AutomotiveData.Net Indemnification 
AutomotiveData.Net shall not be liable to Customer, or to anyone who may claim any right, due to the parties’ relationship, for any acts or omissions in the performance of said services on the part of AutomotiveData.Net or on the part of its agents, officers, directors or employees or assigns which result from the delivery of services made to Customer by AutomotiveData.Net and its agents, officers, directors, employees or assigns, unless said acts or omissions of AutomotiveData.Net or its agents, officers, directors, employees or assigns are due to their gross negligence or willful misconduct.

AutomotiveData.Net will not accept any returns or make any reimbursements. NO EXCEPTIONS. All orders received from the Customer by AutomotiveData.Net require the creation of a custom order for the Customer. Therefore, Customer is responsible for the payment of this custom order; and this financial responsibility shall not be released due to the Customer rejecting said order, refusing to accept shipment, “stopping payment” on its check, or changing the nature of the order, etc.

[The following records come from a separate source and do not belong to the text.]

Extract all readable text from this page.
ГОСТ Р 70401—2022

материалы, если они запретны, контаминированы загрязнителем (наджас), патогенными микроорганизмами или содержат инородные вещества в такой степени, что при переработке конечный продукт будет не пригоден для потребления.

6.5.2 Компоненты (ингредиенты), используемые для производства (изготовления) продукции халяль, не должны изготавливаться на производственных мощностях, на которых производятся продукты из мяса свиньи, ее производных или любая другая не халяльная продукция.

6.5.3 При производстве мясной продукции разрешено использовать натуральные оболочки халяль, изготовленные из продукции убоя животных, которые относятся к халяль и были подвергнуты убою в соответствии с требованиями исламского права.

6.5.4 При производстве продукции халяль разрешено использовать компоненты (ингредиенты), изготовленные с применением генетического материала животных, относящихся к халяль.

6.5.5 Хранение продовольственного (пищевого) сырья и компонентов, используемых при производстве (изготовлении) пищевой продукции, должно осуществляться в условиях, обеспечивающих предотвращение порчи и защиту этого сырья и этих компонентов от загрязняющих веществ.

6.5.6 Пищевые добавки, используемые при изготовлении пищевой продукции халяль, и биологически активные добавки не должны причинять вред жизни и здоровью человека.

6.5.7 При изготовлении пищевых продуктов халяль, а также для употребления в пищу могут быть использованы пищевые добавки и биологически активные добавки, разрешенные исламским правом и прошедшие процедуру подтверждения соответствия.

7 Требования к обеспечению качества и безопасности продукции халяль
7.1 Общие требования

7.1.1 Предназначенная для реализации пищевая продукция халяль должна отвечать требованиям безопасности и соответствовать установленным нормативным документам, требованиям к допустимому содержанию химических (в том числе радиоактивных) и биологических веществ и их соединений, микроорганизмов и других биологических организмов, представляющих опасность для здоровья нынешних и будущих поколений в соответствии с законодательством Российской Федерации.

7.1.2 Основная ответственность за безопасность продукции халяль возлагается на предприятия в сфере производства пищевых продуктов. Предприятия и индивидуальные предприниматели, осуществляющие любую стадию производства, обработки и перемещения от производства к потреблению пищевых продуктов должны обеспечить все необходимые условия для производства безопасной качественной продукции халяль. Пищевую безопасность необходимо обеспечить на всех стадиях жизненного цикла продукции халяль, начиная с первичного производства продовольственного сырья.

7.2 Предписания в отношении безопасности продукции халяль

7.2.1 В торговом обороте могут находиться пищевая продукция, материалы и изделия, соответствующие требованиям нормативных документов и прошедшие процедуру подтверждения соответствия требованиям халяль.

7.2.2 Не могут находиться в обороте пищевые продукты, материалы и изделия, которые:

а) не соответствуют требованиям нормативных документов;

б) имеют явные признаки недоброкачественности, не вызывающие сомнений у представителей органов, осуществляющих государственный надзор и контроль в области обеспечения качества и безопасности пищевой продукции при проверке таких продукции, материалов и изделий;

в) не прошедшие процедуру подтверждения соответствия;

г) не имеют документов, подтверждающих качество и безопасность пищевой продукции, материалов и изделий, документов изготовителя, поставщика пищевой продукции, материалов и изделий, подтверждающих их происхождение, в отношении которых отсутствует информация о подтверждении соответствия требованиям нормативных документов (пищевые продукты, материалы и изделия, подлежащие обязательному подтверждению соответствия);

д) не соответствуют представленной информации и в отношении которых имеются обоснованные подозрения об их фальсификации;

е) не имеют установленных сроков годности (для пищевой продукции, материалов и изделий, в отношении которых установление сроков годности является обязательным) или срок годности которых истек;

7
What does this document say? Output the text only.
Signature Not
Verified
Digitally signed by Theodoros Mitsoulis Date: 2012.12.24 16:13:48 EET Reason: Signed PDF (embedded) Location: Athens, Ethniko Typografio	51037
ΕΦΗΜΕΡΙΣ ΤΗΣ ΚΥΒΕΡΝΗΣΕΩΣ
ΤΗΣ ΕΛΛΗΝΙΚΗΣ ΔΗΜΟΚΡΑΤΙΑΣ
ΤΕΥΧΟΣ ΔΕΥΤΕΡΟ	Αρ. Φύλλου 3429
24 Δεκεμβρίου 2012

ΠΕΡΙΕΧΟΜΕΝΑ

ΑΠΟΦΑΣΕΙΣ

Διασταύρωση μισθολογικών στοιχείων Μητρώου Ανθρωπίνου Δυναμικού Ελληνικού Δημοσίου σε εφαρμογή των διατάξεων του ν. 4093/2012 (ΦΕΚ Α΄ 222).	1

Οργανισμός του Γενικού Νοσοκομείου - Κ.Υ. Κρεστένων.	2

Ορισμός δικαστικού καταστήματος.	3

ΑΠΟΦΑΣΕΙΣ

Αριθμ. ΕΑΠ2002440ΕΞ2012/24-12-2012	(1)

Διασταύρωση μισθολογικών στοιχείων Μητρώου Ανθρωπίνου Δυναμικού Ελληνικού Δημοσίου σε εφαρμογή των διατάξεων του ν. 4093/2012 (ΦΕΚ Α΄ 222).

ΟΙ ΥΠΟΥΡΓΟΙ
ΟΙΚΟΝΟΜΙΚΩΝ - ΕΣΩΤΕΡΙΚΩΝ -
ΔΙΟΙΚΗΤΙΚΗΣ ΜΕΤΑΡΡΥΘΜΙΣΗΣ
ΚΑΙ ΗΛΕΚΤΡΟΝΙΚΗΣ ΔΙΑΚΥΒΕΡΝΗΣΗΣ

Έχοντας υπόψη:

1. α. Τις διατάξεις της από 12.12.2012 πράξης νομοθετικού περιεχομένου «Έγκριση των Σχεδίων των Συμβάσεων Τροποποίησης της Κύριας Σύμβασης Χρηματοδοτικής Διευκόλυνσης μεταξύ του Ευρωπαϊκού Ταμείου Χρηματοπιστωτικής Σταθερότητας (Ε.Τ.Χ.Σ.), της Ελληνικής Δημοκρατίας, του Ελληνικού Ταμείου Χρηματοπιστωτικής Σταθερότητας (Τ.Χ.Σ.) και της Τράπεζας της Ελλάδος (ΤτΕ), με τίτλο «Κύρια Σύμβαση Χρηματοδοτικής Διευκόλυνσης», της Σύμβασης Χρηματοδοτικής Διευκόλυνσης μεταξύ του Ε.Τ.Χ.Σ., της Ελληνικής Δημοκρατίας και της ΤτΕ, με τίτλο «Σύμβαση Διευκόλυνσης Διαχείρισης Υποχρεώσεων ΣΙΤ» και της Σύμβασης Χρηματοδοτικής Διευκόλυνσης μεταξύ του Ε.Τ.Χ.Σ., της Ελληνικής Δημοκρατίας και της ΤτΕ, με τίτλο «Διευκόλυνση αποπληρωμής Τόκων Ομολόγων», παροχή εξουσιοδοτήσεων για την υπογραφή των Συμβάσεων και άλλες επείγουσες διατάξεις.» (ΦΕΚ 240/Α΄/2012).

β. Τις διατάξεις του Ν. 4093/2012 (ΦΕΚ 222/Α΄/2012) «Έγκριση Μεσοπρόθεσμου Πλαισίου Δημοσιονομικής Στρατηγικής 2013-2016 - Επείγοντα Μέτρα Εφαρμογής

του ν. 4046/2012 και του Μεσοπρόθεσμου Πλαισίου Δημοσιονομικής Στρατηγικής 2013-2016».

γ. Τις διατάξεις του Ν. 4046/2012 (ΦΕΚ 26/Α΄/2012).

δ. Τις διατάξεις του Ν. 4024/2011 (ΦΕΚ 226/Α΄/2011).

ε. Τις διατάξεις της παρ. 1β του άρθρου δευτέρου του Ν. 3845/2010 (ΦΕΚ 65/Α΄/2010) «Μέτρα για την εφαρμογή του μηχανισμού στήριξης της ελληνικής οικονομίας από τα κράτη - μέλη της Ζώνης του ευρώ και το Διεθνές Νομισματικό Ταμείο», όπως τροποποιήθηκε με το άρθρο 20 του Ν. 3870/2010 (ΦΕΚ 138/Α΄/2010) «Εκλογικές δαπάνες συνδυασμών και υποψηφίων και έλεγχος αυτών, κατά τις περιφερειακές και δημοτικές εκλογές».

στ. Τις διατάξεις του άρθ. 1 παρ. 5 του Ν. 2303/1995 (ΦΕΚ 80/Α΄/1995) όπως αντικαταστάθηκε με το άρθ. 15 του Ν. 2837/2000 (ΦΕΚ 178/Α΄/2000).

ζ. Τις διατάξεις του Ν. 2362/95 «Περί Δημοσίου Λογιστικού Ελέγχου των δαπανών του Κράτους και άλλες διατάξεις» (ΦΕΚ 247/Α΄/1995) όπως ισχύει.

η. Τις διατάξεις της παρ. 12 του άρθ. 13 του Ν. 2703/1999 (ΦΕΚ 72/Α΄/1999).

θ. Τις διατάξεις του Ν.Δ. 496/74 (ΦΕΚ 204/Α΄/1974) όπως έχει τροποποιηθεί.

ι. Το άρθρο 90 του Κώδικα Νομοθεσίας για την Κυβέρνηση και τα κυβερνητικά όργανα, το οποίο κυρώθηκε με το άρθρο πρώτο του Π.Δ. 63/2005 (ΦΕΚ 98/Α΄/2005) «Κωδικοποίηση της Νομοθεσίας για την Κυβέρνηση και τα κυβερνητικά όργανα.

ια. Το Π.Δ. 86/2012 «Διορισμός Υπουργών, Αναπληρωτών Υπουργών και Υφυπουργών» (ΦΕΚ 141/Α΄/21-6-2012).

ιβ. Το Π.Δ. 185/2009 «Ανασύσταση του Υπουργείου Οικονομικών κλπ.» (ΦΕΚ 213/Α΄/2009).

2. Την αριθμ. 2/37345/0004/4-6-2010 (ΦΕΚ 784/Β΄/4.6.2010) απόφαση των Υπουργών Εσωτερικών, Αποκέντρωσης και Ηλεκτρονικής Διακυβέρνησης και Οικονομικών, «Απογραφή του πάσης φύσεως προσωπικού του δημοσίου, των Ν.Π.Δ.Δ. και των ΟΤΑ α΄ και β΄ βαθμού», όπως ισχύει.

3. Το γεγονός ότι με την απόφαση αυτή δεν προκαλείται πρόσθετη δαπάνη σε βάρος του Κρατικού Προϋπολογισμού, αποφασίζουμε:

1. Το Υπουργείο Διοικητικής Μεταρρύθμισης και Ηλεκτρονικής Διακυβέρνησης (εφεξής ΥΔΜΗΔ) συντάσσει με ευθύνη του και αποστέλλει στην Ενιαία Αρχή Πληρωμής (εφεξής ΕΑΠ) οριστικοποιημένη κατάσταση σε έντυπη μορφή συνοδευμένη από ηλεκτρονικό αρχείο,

Customer agrees to reimburse AutomotiveData.Net, for all expenses, including reasonable attorneys’ fees, incurred to enforce these terms and conditions or collect payments due hereunder. No modifications hereof may be made unless they are in writing and hand signed by the party to be charged. Time is expressly declared to be the essence hereof, and it is specifically agreed that no waiver of any breach or default by the Customer shall be deemed a waiver of any breach or default thereafter occurring. These terms and conditions and the related Order Confirmation shall be governed by and construed in accordance with the internal laws of the State of California without regard to its conflict of law rules. Customer agrees that any dispute hereunder shall be exclusively heard in the state and federal courts located in California and further agrees that said courts are a convenient and appropriate forum.